January 09, 2003
Welcome to Seoul

After a 12-hour plane ride over the Pacific Ocean, we arrived early yesterday evening in Seoul, South Korea. We're here to attend Al's cousin Peter's wedding (I got to know him this fall, as he did the reading at our wedding), and to see some of Al's relatives.

I believe it's still Thursday in San Francisco, but here it's almost 8am on Friday. I'd planned to write about our arrival last night before going to bed, but we had a late dinner with an aunt and uncle, and afterwards I was so tired I couldn't think straight. So far we seem to have escaped jet lag, however, due to our evening arrival; as it turns out, when we were tired was bedtime anyway. I suspect going back will be much worse, as we arrive at 10am.

Anyway, most of the people on our flight yesterday were going on to Bombay, so there were only about twenty of us going through immigration, baggage claim, and customs. It was a remarkably quiet and smooth process. Al's aunt and uncle met us at the customs exit, where they welcomed us warmly and congratulated us on our wedding. We then went to the SKTelecom booth to rent a cell phone, so we could coordinate arrangements with Peter and all the relatives more easily.

Aunt, who speaks English fairly well (and Korean fluently, obviously), helped Al get the phone, while Uncle (who speaks little English) and I stood by and watched. I tried to make conversation by telling him all the Korean words I knew, and a small "Who's on First?" scene ensued when I pointed to Al and said "nam-pyun." Uncle replied, "anae". Me: "No, I'm the anae. Al is my nam-pyun." He pointed to himself and said, "nam-pyun." I realized he thought I'd been pointing at Aunt when I'd said "nam-pyun", so I tried to clarify that I was pointing at Al. Eventually we got it worked out (I think). Yes, I am a wife, and Uncle is a husband, and Aunt is a wife, and Al is a husband. Phew!

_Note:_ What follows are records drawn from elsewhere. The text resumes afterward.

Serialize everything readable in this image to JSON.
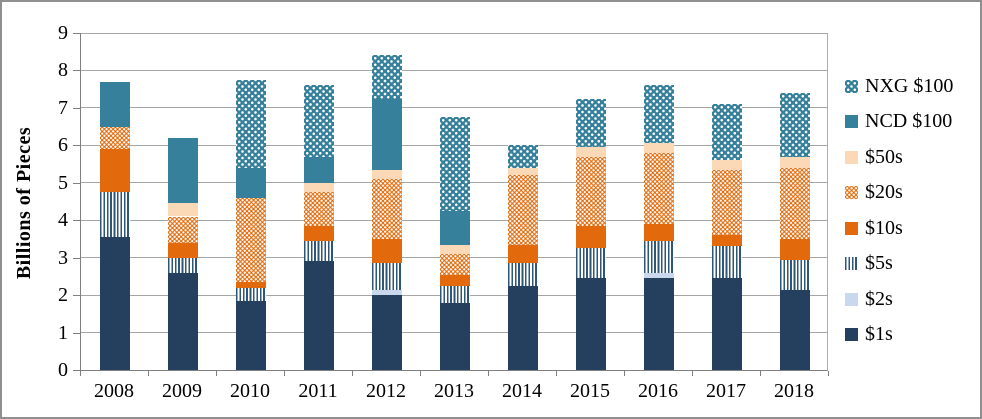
{
  "chart_data": {
    "type": "bar",
    "stacked": true,
    "title": "",
    "xlabel": "",
    "ylabel": "Billions of Pieces",
    "ylim": [
      0,
      9
    ],
    "ytick_interval": 1,
    "ytick_labels": [
      "0",
      "1",
      "2",
      "3",
      "4",
      "5",
      "6",
      "7",
      "8",
      "9"
    ],
    "grid": true,
    "legend_position": "right",
    "categories": [
      "2008",
      "2009",
      "2010",
      "2011",
      "2012",
      "2013",
      "2014",
      "2015",
      "2016",
      "2017",
      "2018"
    ],
    "series": [
      {
        "name": "$1s",
        "color": "#24405E",
        "pattern": "solid",
        "values": [
          3.55,
          2.6,
          1.85,
          2.9,
          2.0,
          1.8,
          2.25,
          2.45,
          2.45,
          2.45,
          2.15
        ]
      },
      {
        "name": "$2s",
        "color": "#C9D8EC",
        "pattern": "solid",
        "values": [
          0,
          0,
          0,
          0,
          0.15,
          0,
          0,
          0,
          0.15,
          0,
          0
        ]
      },
      {
        "name": "$5s",
        "color": "#2E5679",
        "pattern": "vstripes",
        "values": [
          1.2,
          0.4,
          0.35,
          0.55,
          0.7,
          0.45,
          0.6,
          0.8,
          0.85,
          0.85,
          0.8
        ]
      },
      {
        "name": "$10s",
        "color": "#E26A0C",
        "pattern": "solid",
        "values": [
          1.15,
          0.4,
          0.15,
          0.4,
          0.65,
          0.3,
          0.5,
          0.6,
          0.45,
          0.3,
          0.55
        ]
      },
      {
        "name": "$20s",
        "color": "#E26A0C",
        "pattern": "dots-dense",
        "values": [
          0.6,
          0.7,
          2.25,
          0.9,
          1.6,
          0.55,
          1.85,
          1.85,
          1.9,
          1.75,
          1.9
        ]
      },
      {
        "name": "$50s",
        "color": "#FBD9B7",
        "pattern": "solid",
        "values": [
          0,
          0.35,
          0,
          0.25,
          0.25,
          0.25,
          0.2,
          0.25,
          0.25,
          0.25,
          0.3
        ]
      },
      {
        "name": "NCD $100",
        "color": "#36809B",
        "pattern": "solid",
        "values": [
          1.2,
          1.75,
          0.8,
          0.7,
          1.9,
          0.9,
          0,
          0,
          0,
          0,
          0
        ]
      },
      {
        "name": "NXG $100",
        "color": "#36809B",
        "pattern": "dots-sparse",
        "values": [
          0,
          0,
          2.35,
          1.9,
          1.15,
          2.5,
          0.6,
          1.3,
          1.55,
          1.5,
          1.7
        ]
      }
    ],
    "colors": {
      "gridline": "#A6A6A6",
      "axis": "#7F7F7F",
      "frame_border": "#8F8F8F",
      "pattern_foreground": "#FFFFFF"
    }
  }
}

We got the phone, brought our bags out to the car, and then made the 90-minute drive from the airport to the Chosun Hotel. There was what looked like a crazed goat hanging from the windshield on the passenger side, and I wanted to ask Aunt, "what's the deal with the goat?", but I wasn't sure my overly-idiomatic English would be understood. Later, as the thing rotated with the movement of the car, I noticed a cottonball-like tail on the backside of it, and figured that it must be a bunny, not a goat. I also found out that it was their son's car, so they probably wouldn't have known what the deal with the bunny/goat was anyway.

As we arrived in the city, Aunt pointed out various interesting sights, including the World Cup soccer stadium (very impressive) and the Han River. Al pointed out a Benningans; less than a block later was a TGI Friday's, and around the corner was an Outback Steakhouse. We knew from reading about it that western culture and chain restaurants were proliferating around the world, but somehow I was not prepared for a Bennigan's, a Friday's, and an Outback here in Seoul. A Planet Hollywood (as there was in Barcelona) or a McDonald's would probably have been less of a shock.

Next we passed a university district; apparently there are several schools in one area, including Ewah University, the women's college that Al's mom graduated from. Al then pointed out a shop window and said, "look at the dresses." I looked, and said, "oh, wedding gowns!" And then there was another window of wedding gowns. And another. And another. I said, "wow, I guess this is the wedding dress district." Al said, "Well, Ewah University." My heart sank. Have we made no strides?

We arrived at the Chosun Hotel about 10 minutes later... only to find that we had a reservation at the Chosun Hotel in Pusan, about 8 hours from here. After a moment of panic and much finagling in both English and Korean, we finally got to the bottom line: we needed a room *here*, not in Pusan. I'm not sure what rate I signed up for, but I eventually just got out my credit card, filled in the registration slip, and got a key. Our room is a regular one, but it's awesome: a total Vern room. And it has high-speed internet access. Woo hoo!